British actor Hugh Grant in the LA Police mugshot taken after he was found in a car committing a ‘lewd act’ with the prostitute Divine Brown. Photo: AP
British actor Hugh Grant in the LA Police mugshot taken after he was found in a car committing a ‘lewd act’ with the prostitute Divine Brown. Photo: AP

As soon as the Beijing police announced Li’s detention on October 21, he turned overnight from being a household name – known as China’s “Piano Prince” – to a social pariah. He has been blasted in mainstream state media and stripped of honorary political titles. His social media accounts were shut down and his memberships of professional arts and performing associations revoked. His alma mater removed all references to him from its official website and removed a plaque from a piano studio dedicated to him. The latest episode of a popular television reality show in which he appears has blurred him out.

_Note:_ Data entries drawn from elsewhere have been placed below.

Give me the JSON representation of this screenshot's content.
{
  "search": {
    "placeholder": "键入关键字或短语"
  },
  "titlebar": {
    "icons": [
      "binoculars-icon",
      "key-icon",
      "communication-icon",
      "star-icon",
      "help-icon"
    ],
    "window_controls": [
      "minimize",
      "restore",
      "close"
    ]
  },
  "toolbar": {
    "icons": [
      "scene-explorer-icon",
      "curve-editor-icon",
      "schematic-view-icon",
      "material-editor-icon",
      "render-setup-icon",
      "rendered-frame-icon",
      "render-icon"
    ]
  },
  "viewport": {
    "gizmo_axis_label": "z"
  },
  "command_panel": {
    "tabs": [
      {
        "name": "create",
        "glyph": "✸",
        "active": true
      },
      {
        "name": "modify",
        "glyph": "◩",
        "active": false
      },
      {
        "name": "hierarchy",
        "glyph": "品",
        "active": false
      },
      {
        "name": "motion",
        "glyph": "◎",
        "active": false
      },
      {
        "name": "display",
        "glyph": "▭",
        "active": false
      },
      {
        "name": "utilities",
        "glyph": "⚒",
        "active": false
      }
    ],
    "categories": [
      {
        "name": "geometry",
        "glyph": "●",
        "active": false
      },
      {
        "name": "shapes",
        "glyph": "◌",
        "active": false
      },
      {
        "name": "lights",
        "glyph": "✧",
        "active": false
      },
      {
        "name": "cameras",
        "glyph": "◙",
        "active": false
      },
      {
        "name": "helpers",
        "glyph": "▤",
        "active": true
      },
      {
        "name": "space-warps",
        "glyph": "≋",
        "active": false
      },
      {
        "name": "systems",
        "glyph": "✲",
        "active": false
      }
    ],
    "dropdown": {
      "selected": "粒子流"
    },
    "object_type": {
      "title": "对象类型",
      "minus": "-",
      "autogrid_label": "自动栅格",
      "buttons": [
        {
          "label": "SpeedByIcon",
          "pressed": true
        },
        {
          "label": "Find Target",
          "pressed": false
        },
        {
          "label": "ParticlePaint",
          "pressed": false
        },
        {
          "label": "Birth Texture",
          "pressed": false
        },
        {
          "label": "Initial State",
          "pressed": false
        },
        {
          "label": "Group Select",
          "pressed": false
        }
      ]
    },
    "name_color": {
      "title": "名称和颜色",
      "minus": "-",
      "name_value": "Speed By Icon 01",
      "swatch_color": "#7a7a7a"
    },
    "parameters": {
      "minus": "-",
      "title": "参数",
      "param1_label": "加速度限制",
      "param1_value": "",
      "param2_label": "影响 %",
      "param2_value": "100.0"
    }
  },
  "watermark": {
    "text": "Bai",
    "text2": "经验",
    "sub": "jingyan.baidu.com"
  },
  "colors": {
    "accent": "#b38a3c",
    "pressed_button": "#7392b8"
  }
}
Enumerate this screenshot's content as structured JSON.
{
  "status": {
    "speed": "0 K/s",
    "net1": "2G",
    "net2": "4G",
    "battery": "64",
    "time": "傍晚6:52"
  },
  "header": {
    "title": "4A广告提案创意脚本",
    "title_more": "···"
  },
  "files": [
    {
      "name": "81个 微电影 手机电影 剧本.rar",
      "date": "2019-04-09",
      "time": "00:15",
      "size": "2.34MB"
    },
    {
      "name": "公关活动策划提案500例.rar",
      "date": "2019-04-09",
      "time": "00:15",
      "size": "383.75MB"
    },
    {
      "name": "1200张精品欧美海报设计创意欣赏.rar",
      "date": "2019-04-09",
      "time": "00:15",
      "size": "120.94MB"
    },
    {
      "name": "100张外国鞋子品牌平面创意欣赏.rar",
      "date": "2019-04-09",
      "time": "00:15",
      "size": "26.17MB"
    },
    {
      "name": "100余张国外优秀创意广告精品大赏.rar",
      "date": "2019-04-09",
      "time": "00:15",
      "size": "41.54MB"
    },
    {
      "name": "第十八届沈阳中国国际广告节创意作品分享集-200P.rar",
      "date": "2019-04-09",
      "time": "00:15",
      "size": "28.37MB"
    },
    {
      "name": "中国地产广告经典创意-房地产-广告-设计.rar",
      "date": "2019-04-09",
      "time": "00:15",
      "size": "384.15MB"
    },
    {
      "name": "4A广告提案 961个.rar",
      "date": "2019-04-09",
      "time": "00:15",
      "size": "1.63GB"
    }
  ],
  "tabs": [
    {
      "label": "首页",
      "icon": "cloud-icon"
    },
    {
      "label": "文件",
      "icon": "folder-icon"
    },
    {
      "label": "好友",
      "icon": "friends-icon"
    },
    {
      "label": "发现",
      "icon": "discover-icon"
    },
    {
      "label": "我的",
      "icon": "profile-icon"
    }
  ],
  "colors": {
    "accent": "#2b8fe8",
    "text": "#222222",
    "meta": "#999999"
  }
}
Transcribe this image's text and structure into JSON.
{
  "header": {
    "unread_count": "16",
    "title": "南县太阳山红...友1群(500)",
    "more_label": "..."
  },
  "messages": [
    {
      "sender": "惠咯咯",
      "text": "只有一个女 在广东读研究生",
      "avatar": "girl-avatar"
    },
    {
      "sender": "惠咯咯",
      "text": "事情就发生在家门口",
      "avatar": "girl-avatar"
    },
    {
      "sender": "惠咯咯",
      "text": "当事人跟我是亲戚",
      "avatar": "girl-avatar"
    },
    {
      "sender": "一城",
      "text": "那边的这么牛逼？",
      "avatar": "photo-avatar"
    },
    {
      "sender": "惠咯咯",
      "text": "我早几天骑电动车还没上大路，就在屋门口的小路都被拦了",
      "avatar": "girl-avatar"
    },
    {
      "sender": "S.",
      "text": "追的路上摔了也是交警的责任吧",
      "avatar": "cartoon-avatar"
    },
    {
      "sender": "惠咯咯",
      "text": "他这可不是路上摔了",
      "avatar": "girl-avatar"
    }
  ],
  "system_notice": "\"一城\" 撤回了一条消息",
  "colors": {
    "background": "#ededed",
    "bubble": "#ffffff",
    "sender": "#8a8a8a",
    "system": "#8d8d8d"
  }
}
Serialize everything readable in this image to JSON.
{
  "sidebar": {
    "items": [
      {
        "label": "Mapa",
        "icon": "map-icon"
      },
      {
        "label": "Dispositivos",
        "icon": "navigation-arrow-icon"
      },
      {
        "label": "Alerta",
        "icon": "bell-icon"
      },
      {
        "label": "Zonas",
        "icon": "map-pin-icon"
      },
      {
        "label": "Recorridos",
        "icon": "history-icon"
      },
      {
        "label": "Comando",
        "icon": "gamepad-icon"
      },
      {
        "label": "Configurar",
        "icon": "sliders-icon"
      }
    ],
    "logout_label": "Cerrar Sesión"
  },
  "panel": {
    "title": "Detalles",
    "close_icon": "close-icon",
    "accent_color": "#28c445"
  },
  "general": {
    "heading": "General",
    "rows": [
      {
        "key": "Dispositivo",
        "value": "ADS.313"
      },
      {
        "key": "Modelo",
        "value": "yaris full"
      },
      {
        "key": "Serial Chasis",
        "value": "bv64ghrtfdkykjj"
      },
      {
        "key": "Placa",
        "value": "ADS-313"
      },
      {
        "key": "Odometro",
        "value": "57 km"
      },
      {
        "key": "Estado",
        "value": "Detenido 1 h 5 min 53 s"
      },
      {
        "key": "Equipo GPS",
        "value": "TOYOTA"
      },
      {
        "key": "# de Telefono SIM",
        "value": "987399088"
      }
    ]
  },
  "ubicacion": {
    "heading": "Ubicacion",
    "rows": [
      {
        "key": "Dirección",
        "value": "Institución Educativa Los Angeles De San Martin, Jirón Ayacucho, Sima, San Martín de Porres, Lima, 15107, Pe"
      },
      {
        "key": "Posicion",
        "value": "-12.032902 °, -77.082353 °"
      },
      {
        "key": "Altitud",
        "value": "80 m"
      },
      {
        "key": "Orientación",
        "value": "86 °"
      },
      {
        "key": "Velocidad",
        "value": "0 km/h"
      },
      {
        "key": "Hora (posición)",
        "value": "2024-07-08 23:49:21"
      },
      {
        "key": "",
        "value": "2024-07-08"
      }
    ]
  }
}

In a social media posting, China Central Television, the main official broadcaster, said Li’s swift fall from grace should serve as a warning to those celebrities whose behaviour challenged state laws or social moral codes. It ended with a Chinese proverb: “When one asks for calamity, there is no way of escape”.

As the state media relish in making Li a poster child for immorality, any moderate voice on social media pleading for some understanding of his situation and expressing sympathy given his talent, his decades of training, and his hard-earned international recognition is usually met with vitriolic attacks.